Sim, têm direito. Mas nesse caso ficam atrás de todos os docentes da 1ª prioridade.
Será que tinham colocação concorrendo em 2ª prioridade?
Se tinham têm direito a fazer o recurso hierárquico e ganhar esse recurso.
Mas também há casos de docentes que não concorreram à 2ª prioridade e sentem-se injustiçados de terem sido retirados pela DGAE. Neste caso é que não há nada a reclamar.
Sim, foi o que aconteceu comigo. Concorri à 1ª e 2ª prioridade. Apesar de ser retirado, por existência de horário na escola de provimento deveria ter-me mantido em 2ª e com essa ordenação entrava, porque para escolas que concorri, nessa mesma ordenação, uma vez que entraram colegas (tb em 2ª prioridade) que estão bem atrás na graduação.
Retirar “uma vez que” do texto.
Boa tarde Arlindo:
Depois de ler a sua exposição sobre os retirados, só gostaria que me explica-se o porquê da DGAE retirar o docente da 1ª Prioridade devido à atribuição de horário e ao mesmo tempo exclui-lo totalmente da 2ª Prioridade, mesmo que o docente tenha manifestado vontade continuar em concurso agora na 2º Prioridade.
Não o poderia fazer.
Os docentes 1 e 2 são voluntários…3, 4 e 5… continuam a ser obrigados ao concurso.
Ou seja quem quer ir a concurso é retirado…quem não quer …vai mesmo!
Erro1: não existência da prioridade de retirada.
Os docentes 1 e 2 são do GR 230 sem hab. para o 110;
Os docentes 5 e 6 são do GR 230 com hab para 110 e foi-lhes atribuído serviço docente no 110.
Assim, na prática criam-se 2 vagas anuais no 110 e, em simultâneo, 2 docentes do GR 230 a mais…
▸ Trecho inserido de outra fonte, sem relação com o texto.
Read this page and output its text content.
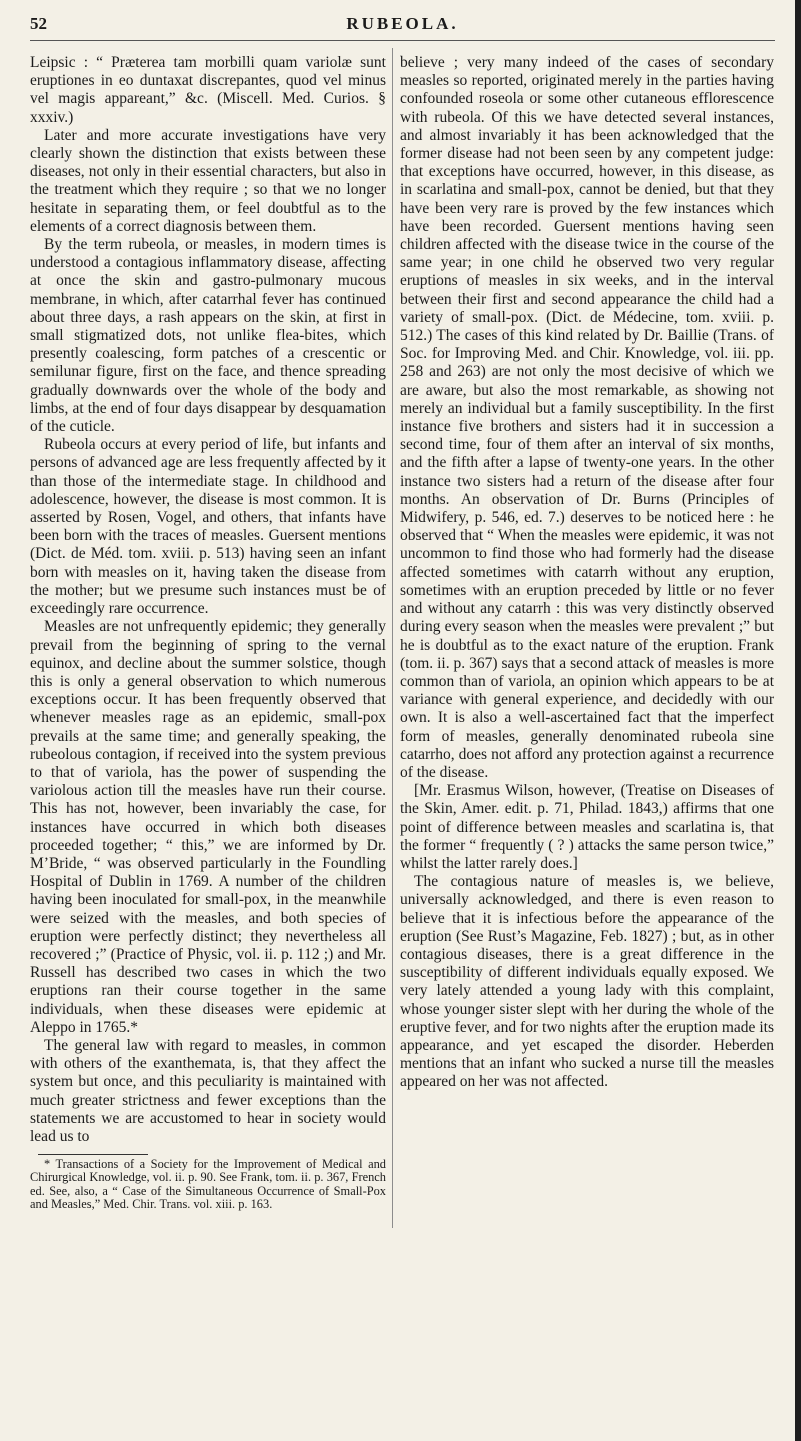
52	RUBEOLA.

Leipsic : “ Præterea tam morbilli quam variolæ sunt eruptiones in eo duntaxat discrepantes, quod vel minus vel magis appareant,” &c. (Miscell. Med. Curios. § xxxiv.)

Later and more accurate investigations have very clearly shown the distinction that exists between these diseases, not only in their essential characters, but also in the treatment which they require ; so that we no longer hesitate in separating them, or feel doubtful as to the elements of a correct diagnosis between them.

By the term rubeola, or measles, in modern times is understood a contagious inflammatory disease, affecting at once the skin and gastro-pulmonary mucous membrane, in which, after catarrhal fever has continued about three days, a rash appears on the skin, at first in small stigmatized dots, not unlike flea-bites, which presently coalescing, form patches of a crescentic or semilunar figure, first on the face, and thence spreading gradually downwards over the whole of the body and limbs, at the end of four days disappear by desquamation of the cuticle.

Rubeola occurs at every period of life, but infants and persons of advanced age are less frequently affected by it than those of the intermediate stage. In childhood and adolescence, however, the disease is most common. It is asserted by Rosen, Vogel, and others, that infants have been born with the traces of measles. Guersent mentions (Dict. de Méd. tom. xviii. p. 513) having seen an infant born with measles on it, having taken the disease from the mother; but we presume such instances must be of exceedingly rare occurrence.

Measles are not unfrequently epidemic; they generally prevail from the beginning of spring to the vernal equinox, and decline about the summer solstice, though this is only a general observation to which numerous exceptions occur. It has been frequently observed that whenever measles rage as an epidemic, small-pox prevails at the same time; and generally speaking, the rubeolous contagion, if received into the system previous to that of variola, has the power of suspending the variolous action till the measles have run their course. This has not, however, been invariably the case, for instances have occurred in which both diseases proceeded together; “ this,” we are informed by Dr. M’Bride, “ was observed particularly in the Foundling Hospital of Dublin in 1769. A number of the children having been inoculated for small-pox, in the meanwhile were seized with the measles, and both species of eruption were perfectly distinct; they nevertheless all recovered ;” (Practice of Physic, vol. ii. p. 112 ;) and Mr. Russell has described two cases in which the two eruptions ran their course together in the same individuals, when these diseases were epidemic at Aleppo in 1765.*

The general law with regard to measles, in common with others of the exanthemata, is, that they affect the system but once, and this peculiarity is maintained with much greater strictness and fewer exceptions than the statements we are accustomed to hear in society would lead us to

* Transactions of a Society for the Improvement of Medical and Chirurgical Knowledge, vol. ii. p. 90. See Frank, tom. ii. p. 367, French ed. See, also, a “ Case of the Simultaneous Occurrence of Small-Pox and Measles,” Med. Chir. Trans. vol. xiii. p. 163.

believe ; very many indeed of the cases of secondary measles so reported, originated merely in the parties having confounded roseola or some other cutaneous efflorescence with rubeola. Of this we have detected several instances, and almost invariably it has been acknowledged that the former disease had not been seen by any competent judge: that exceptions have occurred, however, in this disease, as in scarlatina and small-pox, cannot be denied, but that they have been very rare is proved by the few instances which have been recorded. Guersent mentions having seen children affected with the disease twice in the course of the same year; in one child he observed two very regular eruptions of measles in six weeks, and in the interval between their first and second appearance the child had a variety of small-pox. (Dict. de Médecine, tom. xviii. p. 512.) The cases of this kind related by Dr. Baillie (Trans. of Soc. for Improving Med. and Chir. Knowledge, vol. iii. pp. 258 and 263) are not only the most decisive of which we are aware, but also the most remarkable, as showing not merely an individual but a family susceptibility. In the first instance five brothers and sisters had it in succession a second time, four of them after an interval of six months, and the fifth after a lapse of twenty-one years. In the other instance two sisters had a return of the disease after four months. An observation of Dr. Burns (Principles of Midwifery, p. 546, ed. 7.) deserves to be noticed here : he observed that “ When the measles were epidemic, it was not uncommon to find those who had formerly had the disease affected sometimes with catarrh without any eruption, sometimes with an eruption preceded by little or no fever and without any catarrh : this was very distinctly observed during every season when the measles were prevalent ;” but he is doubtful as to the exact nature of the eruption. Frank (tom. ii. p. 367) says that a second attack of measles is more common than of variola, an opinion which appears to be at variance with general experience, and decidedly with our own. It is also a well-ascertained fact that the imperfect form of measles, generally denominated rubeola sine catarrho, does not afford any protection against a recurrence of the disease.

[Mr. Erasmus Wilson, however, (Treatise on Diseases of the Skin, Amer. edit. p. 71, Philad. 1843,) affirms that one point of difference between measles and scarlatina is, that the former “ frequently ( ? ) attacks the same person twice,” whilst the latter rarely does.]

The contagious nature of measles is, we believe, universally acknowledged, and there is even reason to believe that it is infectious before the appearance of the eruption (See Rust’s Magazine, Feb. 1827) ; but, as in other contagious diseases, there is a great difference in the susceptibility of different individuals equally exposed. We very lately attended a young lady with this complaint, whose younger sister slept with her during the whole of the eruptive fever, and for two nights after the eruption made its appearance, and yet escaped the disorder. Heberden mentions that an infant who sucked a nurse till the measles appeared on her was not affected.
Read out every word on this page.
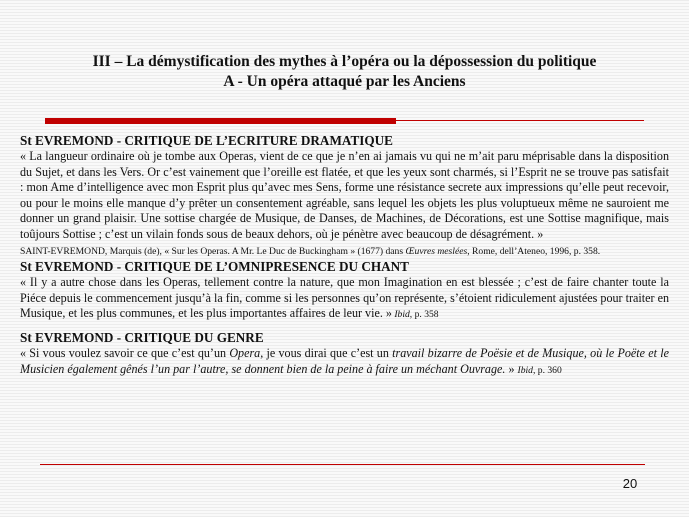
III – La démystification des mythes à l’opéra ou la dépossession du politique
A - Un opéra attaqué par les Anciens

St EVREMOND - CRITIQUE DE L’ECRITURE DRAMATIQUE

« La langueur ordinaire où je tombe aux Operas, vient de ce que je n’en ai jamais vu qui ne m’ait paru méprisable dans la disposition du Sujet, et dans les Vers. Or c’est vainement que l’oreille est flatée, et que les yeux sont charmés, si l’Esprit ne se trouve pas satisfait : mon Ame d’intelligence avec mon Esprit plus qu’avec mes Sens, forme une résistance secrete aux impressions qu’elle peut recevoir, ou pour le moins elle manque d’y prêter un consentement agréable, sans lequel les objets les plus voluptueux même ne sauroient me donner un grand plaisir. Une sottise chargée de Musique, de Danses, de Machines, de Décorations, est une Sottise magnifique, mais toûjours Sottise ; c’est un vilain fonds sous de beaux dehors, où je pénètre avec beaucoup de désagrément. »
SAINT-EVREMOND, Marquis (de), « Sur les Operas. A Mr. Le Duc de Buckingham » (1677) dans Œuvres meslées, Rome, dell’Ateneo, 1996, p. 358.

St EVREMOND - CRITIQUE DE L’OMNIPRESENCE DU CHANT

« Il y a autre chose dans les Operas, tellement contre la nature, que mon Imagination en est blessée ; c’est de faire chanter toute la Piéce depuis le commencement jusqu’à la fin, comme si les personnes qu’on représente, s’étoient ridiculement ajustées pour traiter en Musique, et les plus communes, et les plus importantes affaires de leur vie. » Ibid, p. 358

St EVREMOND - CRITIQUE DU GENRE

« Si vous voulez savoir ce que c’est qu’un Opera, je vous dirai que c’est un travail bizarre de Poësie et de Musique, où le Poëte et le Musicien également gênés l’un par l’autre, se donnent bien de la peine à faire un méchant Ouvrage. » Ibid, p. 360

20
Erro2: Não se sabe se os docentes estão com serviço noutros GR
Problemas criados ao Agrupamento:
Requisitar horários anuais a partir de setembro
Ter docentes a mais
Resolução deste problema: não atribuir horários a docentes sem componente letiva, noutros GR?
“Erro1: não existência da prioridade de retirada.”
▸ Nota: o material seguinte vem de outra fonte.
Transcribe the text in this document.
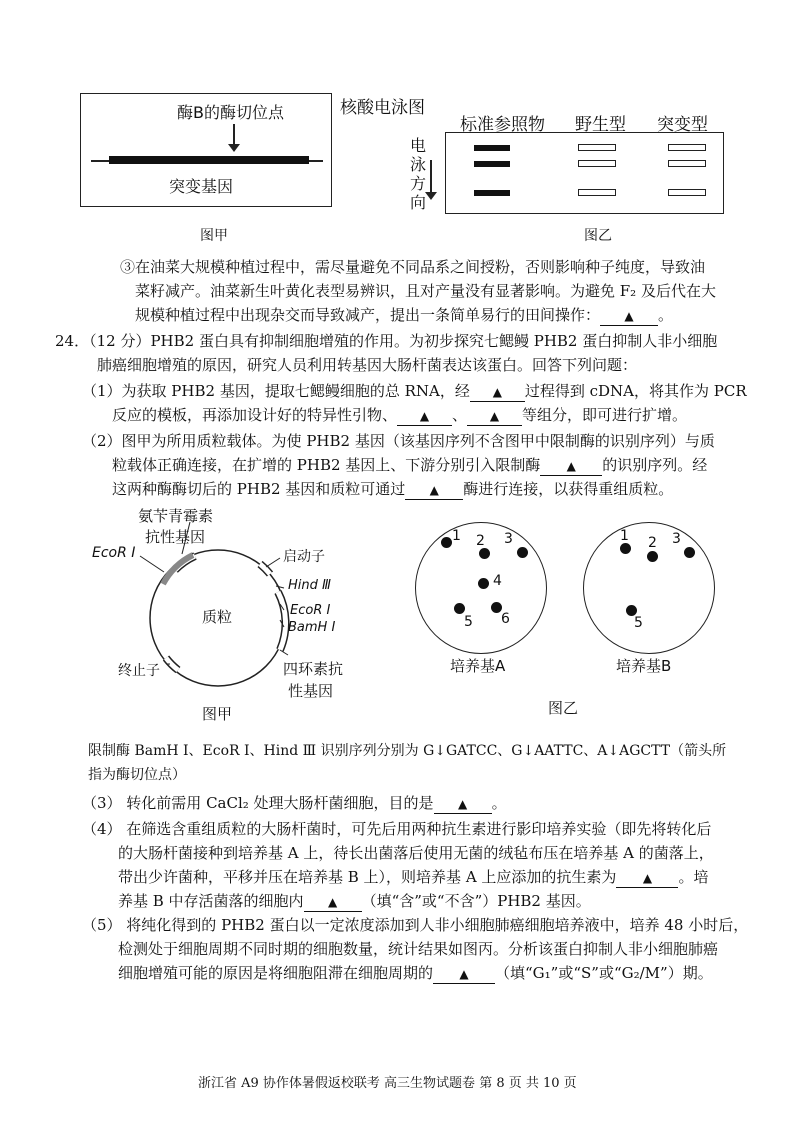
酶B的酶切位点
突变基因
图甲
核酸电泳图
标准参照物 野生型 突变型
电
泳
方
向
图乙
③在油菜大规模种植过程中，需尽量避免不同品系之间授粉，否则影响种子纯度，导致油
菜籽减产。油菜新生叶黄化表型易辨识，且对产量没有显著影响。为避免 F₂ 及后代在大
规模种植过程中出现杂交而导致减产，提出一条简单易行的田间操作： ▲ 。
24．（12 分）PHB2 蛋白具有抑制细胞增殖的作用。为初步探究七鳃鳗 PHB2 蛋白抑制人非小细胞
肺癌细胞增殖的原因，研究人员利用转基因大肠杆菌表达该蛋白。回答下列问题：
（1）为获取 PHB2 基因，提取七鳃鳗细胞的总 RNA，经 ▲ 过程得到 cDNA，将其作为 PCR
反应的模板，再添加设计好的特异性引物、 ▲ 、 ▲ 等组分，即可进行扩增。
（2）图甲为所用质粒载体。为使 PHB2 基因（该基因序列不含图甲中限制酶的识别序列）与质
粒载体正确连接，在扩增的 PHB2 基因上、下游分别引入限制酶 ▲ 的识别序列。经
这两种酶酶切后的 PHB2 基因和质粒可通过 ▲ 酶进行连接，以获得重组质粒。
氨苄青霉素
抗性基因
EcoR Ⅰ	启动子
Hind Ⅲ
质粒	EcoR Ⅰ
BamH Ⅰ
终止子	四环素抗
性基因
图甲
1 2 3
4
5 6
1 2 3
5
培养基A	培养基B
图乙
限制酶 BamH Ⅰ、EcoR Ⅰ、Hind Ⅲ 识别序列分别为 G↓GATCC、G↓AATTC、A↓AGCTT（箭头所
指为酶切位点）
（3） 转化前需用 CaCl₂ 处理大肠杆菌细胞，目的是 ▲ 。
（4） 在筛选含重组质粒的大肠杆菌时，可先后用两种抗生素进行影印培养实验（即先将转化后
的大肠杆菌接种到培养基 A 上，待长出菌落后使用无菌的绒毡布压在培养基 A 的菌落上，
带出少许菌种，平移并压在培养基 B 上），则培养基 A 上应添加的抗生素为 ▲ 。培
养基 B 中存活菌落的细胞内 ▲ （填“含”或“不含”）PHB2 基因。
（5） 将纯化得到的 PHB2 蛋白以一定浓度添加到人非小细胞肺癌细胞培养液中，培养 48 小时后，
检测处于细胞周期不同时期的细胞数量，统计结果如图丙。分析该蛋白抑制人非小细胞肺癌
细胞增殖可能的原因是将细胞阻滞在细胞周期的 ▲ （填“G₁”或“S”或“G₂/M”）期。
浙江省 A9 协作体暑假返校联考 高三生物试题卷 第 8 页 共 10 页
Sim, um enorme erro. O docente mais graduado pode ter demonstrado interesse por ser horário zero no ICL1 de forma voluntária e a DGAE devia respeitar essa vontade em qualquer fase.
É o que dá ter maus profissionais a elaborar concursos.
esse erro é na minha opinião muito grave…
se 1 e 2 são voluntários e os mais graduados têm que ser sempre estes a concorrer em 1ª prioridade… não deixam de ser voluntários a meio do processo…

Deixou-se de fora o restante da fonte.